Comment reconnaître une réaction allergique grave au travail ?
Une réaction allergique grave au travail associe des signes éloignés du point de contact, apparus très vite après l’exposition. Ainsi, l’Assurance Maladie retient la difficulté à respirer ou à avaler, le gonflement de la langue, des lèvres, de la gorge ou des yeux. En effet, s’y ajoutent l’urticaire généralisée, le malaise, la pâleur ou une coloration bleutée de la peau.
La vitesse d’installation constitue le meilleur indice. En effet, une rougeur qui grandit lentement sur plusieurs heures n’a pas la même valeur qu’un gonflement du visage en dix minutes. Par conséquent, le secouriste retient l’heure de l’exposition et celle des premiers signes. Notre fiche sur le malaise et la perte de connaissance au travail rappelle cette chronologie.
Quels signes annoncent un choc anaphylactique ?
Le choc anaphylactique constitue la forme la plus sévère de l’allergie et représente une urgence vitale. Ainsi, la pression artérielle s’effondre, la victime pâlit, transpire et perd connaissance. En effet, l’atteinte respiratoire s’y associe souvent : voix modifiée, sifflement, sensation de gorge serrée. Toutefois, tous ces signes ne coexistent pas nécessairement.
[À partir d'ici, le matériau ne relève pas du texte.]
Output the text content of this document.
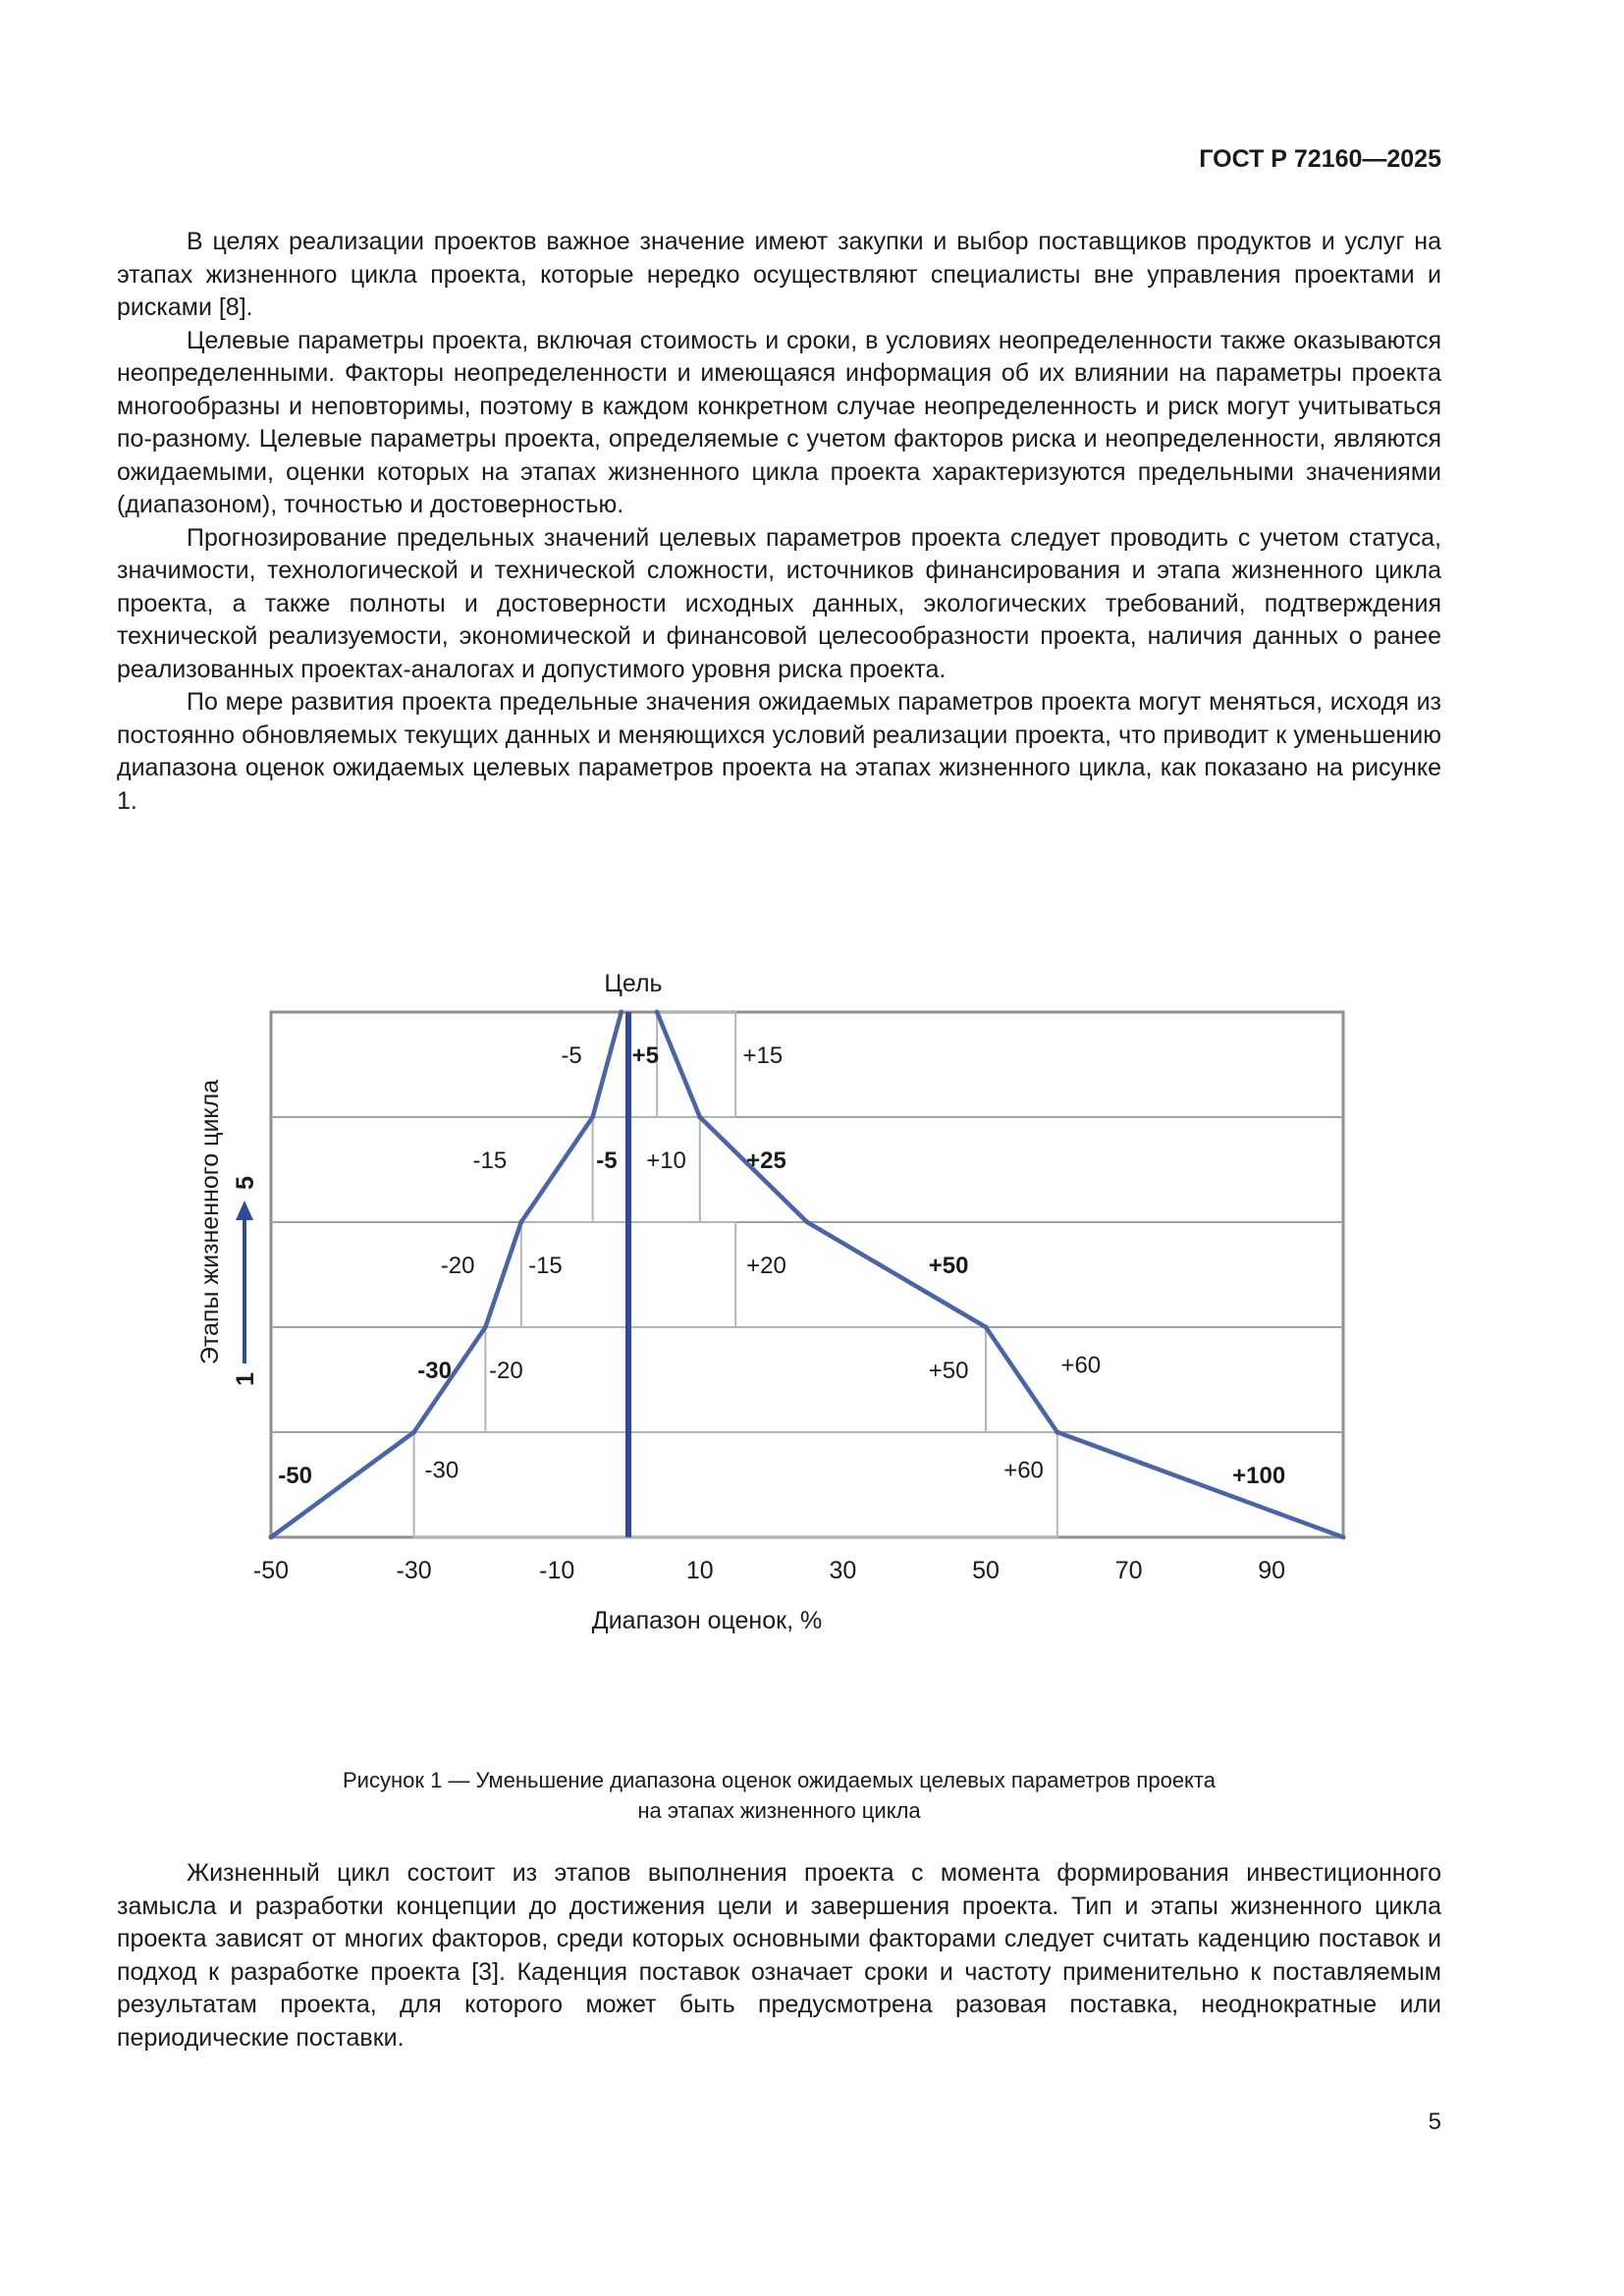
ГОСТ Р 72160—2025

В целях реализации проектов важное значение имеют закупки и выбор поставщиков продуктов и услуг на этапах жизненного цикла проекта, которые нередко осуществляют специалисты вне управления проектами и рисками [8].

Целевые параметры проекта, включая стоимость и сроки, в условиях неопределенности также оказываются неопределенными. Факторы неопределенности и имеющаяся информация об их влиянии на параметры проекта многообразны и неповторимы, поэтому в каждом конкретном случае неопределенность и риск могут учитываться по-разному. Целевые параметры проекта, определяемые с учетом факторов риска и неопределенности, являются ожидаемыми, оценки которых на этапах жизненного цикла проекта характеризуются предельными значениями (диапазоном), точностью и достоверностью.

Прогнозирование предельных значений целевых параметров проекта следует проводить с учетом статуса, значимости, технологической и технической сложности, источников финансирования и этапа жизненного цикла проекта, а также полноты и достоверности исходных данных, экологических требований, подтверждения технической реализуемости, экономической и финансовой целесообразности проекта, наличия данных о ранее реализованных проектах-аналогах и допустимого уровня риска проекта.

По мере развития проекта предельные значения ожидаемых параметров проекта могут меняться, исходя из постоянно обновляемых текущих данных и меняющихся условий реализации проекта, что приводит к уменьшению диапазона оценок ожидаемых целевых параметров проекта на этапах жизненного цикла, как показано на рисунке 1.

Цель
Этапы жизненного цикла
1
5
-5 +5	+15
-15	-5 +10	+25
-20 -15	+20	+50
-30 -20	+50	+60
-50	-30	+60	+100
-50	-30	-10	10	30	50	70	90
Диапазон оценок, %
Рисунок 1 — Уменьшение диапазона оценок ожидаемых целевых параметров проекта
на этапах жизненного цикла

Жизненный цикл состоит из этапов выполнения проекта с момента формирования инвестиционного замысла и разработки концепции до достижения цели и завершения проекта. Тип и этапы жизненного цикла проекта зависят от многих факторов, среди которых основными факторами следует считать каденцию поставок и подход к разработке проекта [3]. Каденция поставок означает сроки и частоту применительно к поставляемым результатам проекта, для которого может быть предусмотрена разовая поставка, неоднократные или периодические поставки.

5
Deux tableaux méritent une vigilance particulière. D’abord, l’œdème de Quincke gonfle le visage, les paupières et la muqueuse de la gorge, jusqu’à gêner le passage de l’air. Ensuite, la piqûre à l’intérieur de la bouche ou du cou produit le même effet, quelle que soit l’existence d’une allergie connue. Notre article sur l’obstruction des voies aériennes distingue ces situations d’un étouffement mécanique.
| Tableau | Ce que l’on observe | Conduite du secouriste |
|---|---|---|
| Réaction locale banale | Rougeur et gonflement limités au point de contact | Nettoyer, refroidir, surveiller |
| Réaction locale étendue | Gonflement de plus de 10 cm selon l’Assurance Maladie | Avis médical dans la journée |
| Réaction générale | Urticaire diffuse, gêne respiratoire, malaise | Alerte immédiate au 15 |
| Choc anaphylactique | Effondrement, pâleur, perte de connaissance | Alerte, position adaptée, surveillance |
Quels déclencheurs d’allergie grave rencontre-t-on en entreprise ?
Quatre familles de déclencheurs dominent en milieu professionnel. D’abord, les piqûres d’hyménoptères touchent les métiers d’extérieur, du paysage au bâtiment. Ensuite, l’allergie au latex concerne les gants de soin, de nettoyage et de laboratoire. Enfin, les protéines alimentaires et certains produits chimiques complètent ce tableau.
Chaque secteur possède ses expositions dominantes. Par exemple, les espaces verts cumulent nids de guêpes, pollens et sève irritante. En revanche, la restauration collective expose surtout aux arachides, aux fruits à coque et aux crustacés. Notre article sur les métiers du paysage et des espaces verts décrit ces environnements de travail.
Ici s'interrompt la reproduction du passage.